Even while construction of the James Webb Space Telescope is underway on the most advanced infrared vision of any space observatory, its technologies are already proving useful to human eye health here on Earth.
"The Webb telescope program has enabled a number of improvements in measurement technology for astronomy, mirror fabrication, and measurement of human eyes, diagnosis of ocular diseases and potentially improved surgery," said Dr. Dan Neal, Research Fellow at Abbott Medical Optics Inc. in Albuquerque, N.M.
The Webb telescope will be the most scientifically powerful telescope NASA has ever built - 100 times more powerful than the Hubble Space Telescope. The Webb telescope will find the first galaxies that formed in the early universe, connecting the Big Bang to our own Milky Way Galaxy. It will also peer through dusty clouds to see stars and planets being born, connecting star formation in our own galaxy with the solar system.
"The advanced wavefront sensing technology developed for testing the Webb telescope's 18 primary mirrors led to the new applications in other areas," said Tony Hull of L3 Integrated Optical Systems Division-Tinsley Facility in Richmond, Calif., where the Webb's mirrors were recently polished to accuracies of less than one millionth of an inch.
"Wavefront sensing" is used to measure shape of the mirrors during fabrication and control the optics once the telescope is in orbit.
Ophthalmologists routinely use wavefront technology to measure aberrations of the eye. Those measurements help with diagnosis, research, characterization and planning treatment of eye health issues.
"The technology also provides more accurate eye measurements for people about to undergo Laser Refractive Surgery," Neal said. "To date 10-12 million eyes have been treated with Lasik procedures in the U.S. alone. As technology improves, so does the quality of these procedures."
A new "scanning and stitching" technology developed for the Webb telescope led to a number of innovative instrument concepts for more accurate measurement for contact lenses and intra-ocular lenses. Another benefit to eye health is that this technique can help "map" the topography of the eye more accurately.
Think of the surface of your eye as being as dented as the surface of the moon. Precise measurements of your eye's surface are helpful when assessing eyes for contact lenses.
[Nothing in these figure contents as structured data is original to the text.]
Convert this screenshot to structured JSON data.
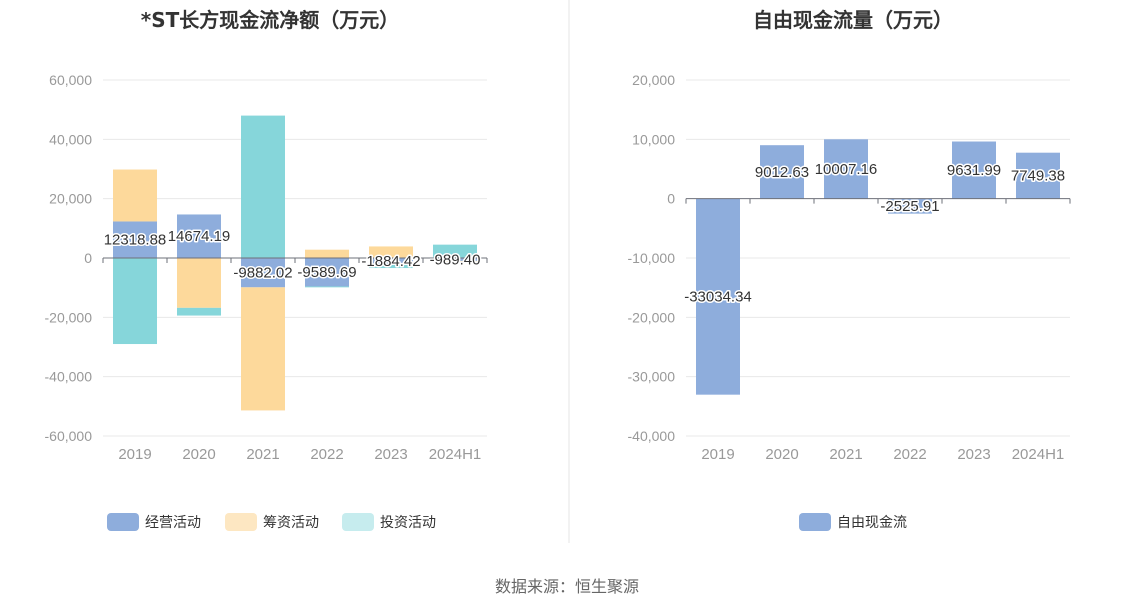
{
  "source": "数据来源：恒生聚源",
  "chart_data": [
    {
      "type": "bar",
      "stacked": true,
      "title": "*ST长方现金流净额（万元）",
      "categories": [
        "2019",
        "2020",
        "2021",
        "2022",
        "2023",
        "2024H1"
      ],
      "ylim": [
        -60000,
        60000
      ],
      "yticks": [
        60000,
        40000,
        20000,
        0,
        -20000,
        -40000,
        -60000
      ],
      "ytick_labels": [
        "60,000",
        "40,000",
        "20,000",
        "0",
        "-20,000",
        "-40,000",
        "-60,000"
      ],
      "grid": true,
      "legend": "bottom",
      "series": [
        {
          "name": "经营活动",
          "color": "#8EADDC",
          "values": [
            12318.88,
            14674.19,
            -9882.02,
            -9589.69,
            -1884.42,
            -989.4
          ],
          "labels": [
            "12318.88",
            "14674.19",
            "-9882.02",
            "-9589.69",
            "-1884.42",
            "-989.40"
          ]
        },
        {
          "name": "筹资活动",
          "color": "#FDD99B",
          "values": [
            17500,
            -16800,
            -41500,
            2800,
            3900,
            -150
          ],
          "labels": [
            "",
            "",
            "",
            "",
            "",
            ""
          ]
        },
        {
          "name": "投资活动",
          "color": "#86D6DA",
          "values": [
            -29000,
            -2600,
            48000,
            -300,
            -1500,
            4500
          ],
          "labels": [
            "",
            "",
            "",
            "",
            "",
            ""
          ]
        }
      ],
      "legend_colors": [
        "#8EADDC",
        "#FDE7C2",
        "#C6ECEE"
      ]
    },
    {
      "type": "bar",
      "title": "自由现金流量（万元）",
      "categories": [
        "2019",
        "2020",
        "2021",
        "2022",
        "2023",
        "2024H1"
      ],
      "ylim": [
        -40000,
        20000
      ],
      "yticks": [
        20000,
        10000,
        0,
        -10000,
        -20000,
        -30000,
        -40000
      ],
      "ytick_labels": [
        "20,000",
        "10,000",
        "0",
        "-10,000",
        "-20,000",
        "-30,000",
        "-40,000"
      ],
      "grid": true,
      "legend": "bottom",
      "series": [
        {
          "name": "自由现金流",
          "color": "#8EADDC",
          "values": [
            -33034.34,
            9012.63,
            10007.16,
            -2525.91,
            9631.99,
            7749.38
          ],
          "labels": [
            "-33034.34",
            "9012.63",
            "10007.16",
            "-2525.91",
            "9631.99",
            "7749.38"
          ]
        }
      ],
      "legend_colors": [
        "#8EADDC"
      ]
    }
  ]
}
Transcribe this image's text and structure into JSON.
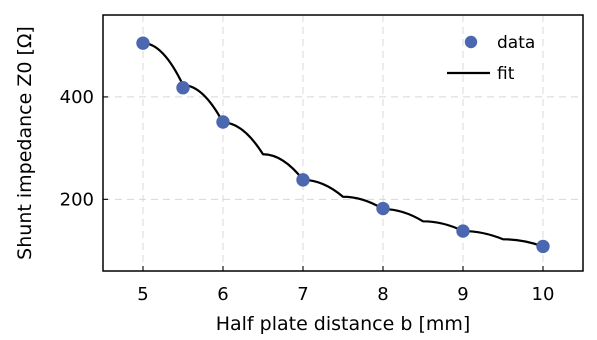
{
  "chart_data": {
    "type": "scatter",
    "title": "",
    "xlabel": "Half plate distance b [mm]",
    "ylabel": "Shunt impedance Z0 [Ω]",
    "xlim": [
      4.5,
      10.5
    ],
    "ylim": [
      60,
      560
    ],
    "xticks": [
      5,
      6,
      7,
      8,
      9,
      10
    ],
    "yticks": [
      200,
      400
    ],
    "grid": true,
    "legend_position": "top-right",
    "series": [
      {
        "name": "data",
        "kind": "scatter",
        "color": "#4a67b0",
        "x": [
          5,
          5.5,
          6,
          7,
          8,
          9,
          10
        ],
        "y": [
          505,
          418,
          351,
          238,
          182,
          138,
          108
        ]
      },
      {
        "name": "fit",
        "kind": "line",
        "color": "#000000",
        "x": [
          5,
          5.5,
          6,
          6.5,
          7,
          7.5,
          8,
          8.5,
          9,
          9.5,
          10
        ],
        "y": [
          505,
          423,
          350,
          288,
          238,
          205,
          181,
          157,
          138,
          122,
          108
        ]
      }
    ]
  }
}
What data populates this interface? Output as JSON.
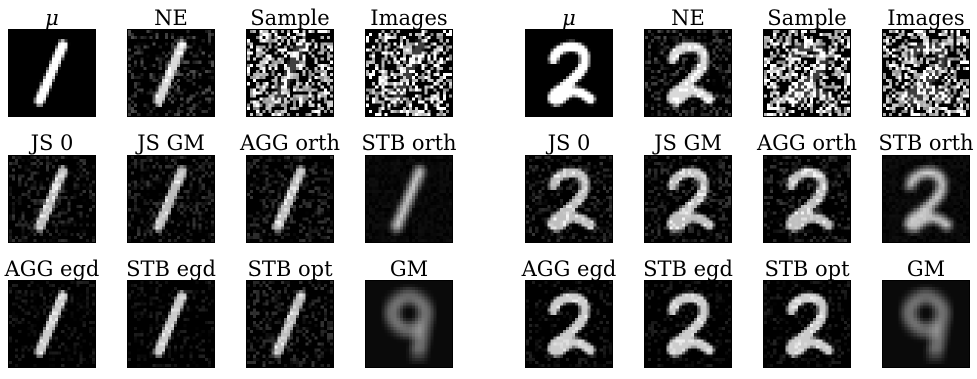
{
  "panels": [
    {
      "digit": "1",
      "rows": [
        [
          "μ",
          "NE",
          "Sample",
          "Images"
        ],
        [
          "JS 0",
          "JS GM",
          "AGG orth",
          "STB orth"
        ],
        [
          "AGG egd",
          "STB egd",
          "STB opt",
          "GM"
        ]
      ],
      "styles": [
        [
          "clean",
          "noisy",
          "rand",
          "rand"
        ],
        [
          "denoise-strong",
          "denoise-strong",
          "denoise-strong",
          "blur"
        ],
        [
          "denoise-mid",
          "denoise-mid",
          "denoise-strong",
          "gm"
        ]
      ]
    },
    {
      "digit": "2",
      "rows": [
        [
          "μ",
          "NE",
          "Sample",
          "Images"
        ],
        [
          "JS 0",
          "JS GM",
          "AGG orth",
          "STB orth"
        ],
        [
          "AGG egd",
          "STB egd",
          "STB opt",
          "GM"
        ]
      ],
      "styles": [
        [
          "clean",
          "noisy",
          "rand",
          "rand"
        ],
        [
          "denoise-strong",
          "denoise-strong",
          "denoise-strong",
          "blur"
        ],
        [
          "denoise-mid",
          "denoise-mid",
          "denoise-mid",
          "gm"
        ]
      ]
    }
  ]
}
The scanning and stitching technology improvements have enabled eye doctors to get much more detailed information about the shape and "topography" of your eye, and do it in seconds rather than hours.
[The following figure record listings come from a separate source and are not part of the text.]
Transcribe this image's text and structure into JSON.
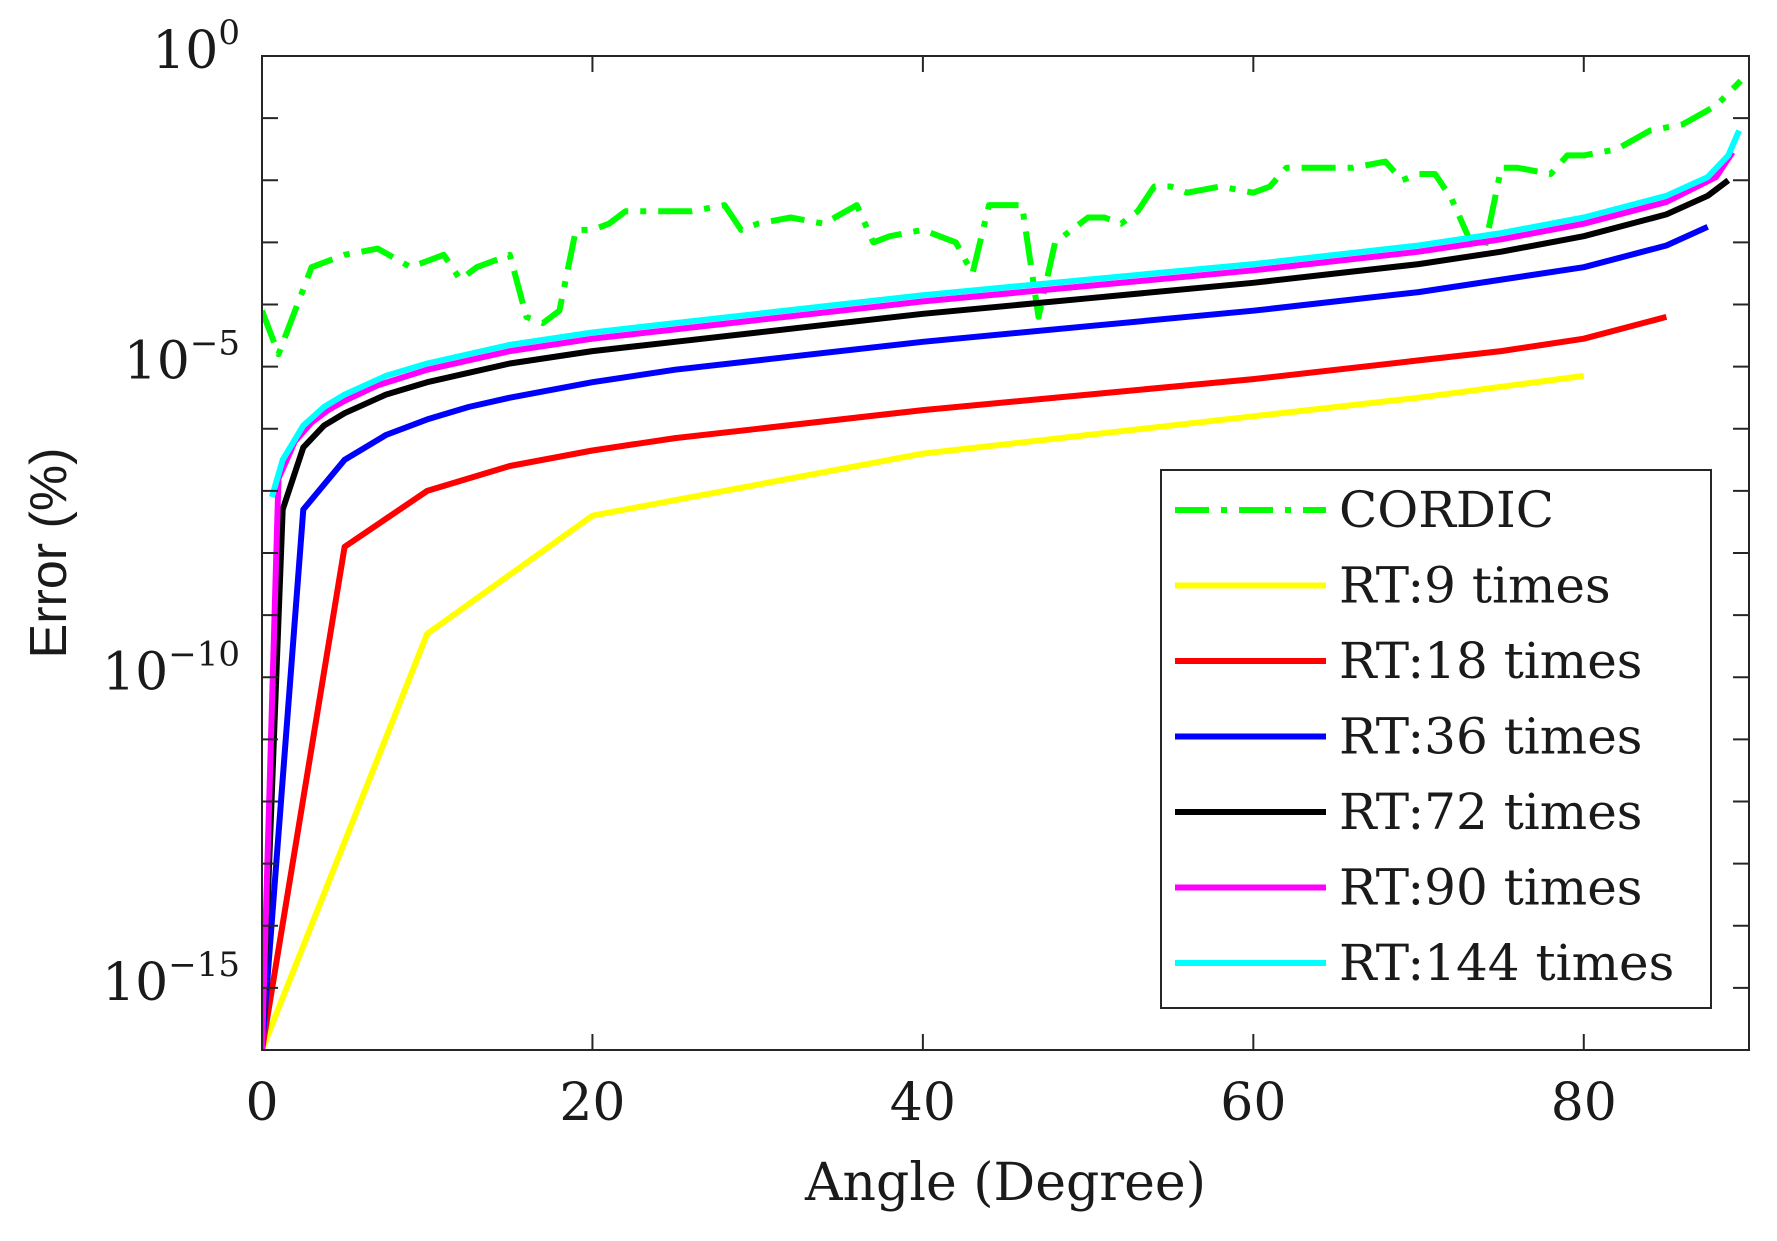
{
  "chart_data": {
    "type": "line",
    "title": "",
    "xlabel": "Angle (Degree)",
    "ylabel": "Error (%)",
    "xlim": [
      0,
      90
    ],
    "ylim": [
      1e-16,
      1
    ],
    "yscale": "log",
    "grid": false,
    "legend_position": "bottom-right",
    "xticks": [
      0,
      20,
      40,
      60,
      80
    ],
    "xtick_labels": [
      "0",
      "20",
      "40",
      "60",
      "80"
    ],
    "yticks": [
      1,
      1e-05,
      1e-10,
      1e-15
    ],
    "ytick_labels": [
      {
        "base": "10",
        "exp": "0"
      },
      {
        "base": "10",
        "exp": "−5"
      },
      {
        "base": "10",
        "exp": "−10"
      },
      {
        "base": "10",
        "exp": "−15"
      }
    ],
    "series": [
      {
        "name": "CORDIC",
        "color": "#00ff00",
        "dash": "dashdot",
        "x": [
          0,
          1,
          3,
          5,
          7,
          9,
          10,
          11,
          12,
          13,
          15,
          16,
          17,
          18,
          19,
          20,
          21,
          22,
          24,
          26,
          28,
          29,
          30,
          32,
          34,
          36,
          37,
          38,
          40,
          41,
          42,
          43,
          44,
          45,
          46,
          47,
          48,
          49,
          50,
          51,
          52,
          53,
          54,
          55,
          56,
          58,
          60,
          61,
          62,
          64,
          66,
          68,
          69,
          70,
          71,
          72,
          73,
          74,
          75,
          76,
          78,
          79,
          80,
          82,
          84,
          86,
          88,
          89.5
        ],
        "y": [
          -4.1,
          -4.8,
          -3.4,
          -3.2,
          -3.1,
          -3.4,
          -3.3,
          -3.2,
          -3.6,
          -3.4,
          -3.2,
          -4.2,
          -4.3,
          -4.1,
          -2.8,
          -2.8,
          -2.7,
          -2.5,
          -2.5,
          -2.5,
          -2.4,
          -2.8,
          -2.7,
          -2.6,
          -2.7,
          -2.4,
          -3.0,
          -2.9,
          -2.8,
          -2.9,
          -3.0,
          -3.5,
          -2.4,
          -2.4,
          -2.4,
          -4.2,
          -3.0,
          -2.8,
          -2.6,
          -2.6,
          -2.7,
          -2.5,
          -2.1,
          -2.1,
          -2.2,
          -2.1,
          -2.2,
          -2.1,
          -1.8,
          -1.8,
          -1.8,
          -1.7,
          -2.0,
          -1.9,
          -1.9,
          -2.3,
          -2.9,
          -3.1,
          -1.8,
          -1.8,
          -1.9,
          -1.6,
          -1.6,
          -1.5,
          -1.2,
          -1.1,
          -0.8,
          -0.4
        ]
      },
      {
        "name": "RT:9 times",
        "color": "#ffff00",
        "dash": "solid",
        "x": [
          0,
          10,
          20,
          40,
          60,
          70,
          80
        ],
        "y": [
          -16,
          -9.3,
          -7.4,
          -6.4,
          -5.8,
          -5.5,
          -5.15
        ]
      },
      {
        "name": "RT:18 times",
        "color": "#ff0000",
        "dash": "solid",
        "x": [
          0,
          5,
          10,
          15,
          20,
          25,
          30,
          40,
          50,
          60,
          70,
          75,
          80,
          85
        ],
        "y": [
          -16,
          -7.9,
          -7.0,
          -6.6,
          -6.35,
          -6.15,
          -6.0,
          -5.7,
          -5.45,
          -5.2,
          -4.9,
          -4.75,
          -4.55,
          -4.2
        ]
      },
      {
        "name": "RT:36 times",
        "color": "#0000ff",
        "dash": "solid",
        "x": [
          0,
          2.5,
          5,
          7.5,
          10,
          12.5,
          15,
          20,
          25,
          30,
          40,
          50,
          60,
          70,
          80,
          85,
          87.5
        ],
        "y": [
          -16,
          -7.3,
          -6.5,
          -6.1,
          -5.85,
          -5.65,
          -5.5,
          -5.25,
          -5.05,
          -4.9,
          -4.6,
          -4.35,
          -4.1,
          -3.8,
          -3.4,
          -3.05,
          -2.75
        ]
      },
      {
        "name": "RT:72 times",
        "color": "#000000",
        "dash": "solid",
        "x": [
          0,
          1.25,
          2.5,
          3.75,
          5,
          7.5,
          10,
          15,
          20,
          25,
          30,
          40,
          50,
          60,
          70,
          75,
          80,
          85,
          87.5,
          88.75
        ],
        "y": [
          -16,
          -7.3,
          -6.3,
          -5.95,
          -5.75,
          -5.45,
          -5.25,
          -4.95,
          -4.75,
          -4.6,
          -4.45,
          -4.15,
          -3.9,
          -3.65,
          -3.35,
          -3.15,
          -2.9,
          -2.55,
          -2.25,
          -2.0
        ]
      },
      {
        "name": "RT:90 times",
        "color": "#ff00ff",
        "dash": "solid",
        "x": [
          0,
          1,
          2,
          3,
          4,
          5,
          7,
          10,
          15,
          20,
          25,
          30,
          40,
          50,
          60,
          70,
          75,
          80,
          85,
          88,
          89
        ],
        "y": [
          -16,
          -6.8,
          -6.2,
          -5.9,
          -5.7,
          -5.55,
          -5.3,
          -5.05,
          -4.75,
          -4.55,
          -4.4,
          -4.25,
          -3.95,
          -3.7,
          -3.45,
          -3.15,
          -2.95,
          -2.7,
          -2.35,
          -1.95,
          -1.55
        ]
      },
      {
        "name": "RT:144 times",
        "color": "#00ffff",
        "dash": "solid",
        "x": [
          0.6,
          1.25,
          2.5,
          3.75,
          5,
          7.5,
          10,
          15,
          20,
          25,
          30,
          40,
          50,
          60,
          70,
          75,
          80,
          85,
          87.5,
          88.75,
          89.4
        ],
        "y": [
          -7.1,
          -6.5,
          -5.95,
          -5.65,
          -5.45,
          -5.15,
          -4.95,
          -4.65,
          -4.45,
          -4.3,
          -4.15,
          -3.85,
          -3.6,
          -3.35,
          -3.05,
          -2.85,
          -2.6,
          -2.25,
          -1.95,
          -1.6,
          -1.2
        ]
      }
    ]
  }
}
Four patents have been issued as result of innovations driven by the Webb telescope program. "These tools are now used to align and build the next generation of measuring devices for human eyes," Neal said.
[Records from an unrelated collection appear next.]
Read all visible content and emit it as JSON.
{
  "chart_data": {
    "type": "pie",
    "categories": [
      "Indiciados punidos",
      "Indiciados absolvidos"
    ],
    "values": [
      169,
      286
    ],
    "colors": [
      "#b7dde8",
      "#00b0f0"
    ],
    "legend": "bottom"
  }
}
"The lasting impact of the Webb telescope may go beyond the vision of astronomers seeking to see the distant universe; the impact may be a better national technology base and better vision for people everywhere," Hull said.
NASA's Innovative Partnerships Program Office (IPPO) is making available wavefront sensing and adaptive optics technologies, procedures and lab equipment to private industry through its "Can you See it Now" campaign. All of the technologies associated with the campaign are available for licensing and can be found at ipp.gsfc.nasa.gov/wavefront.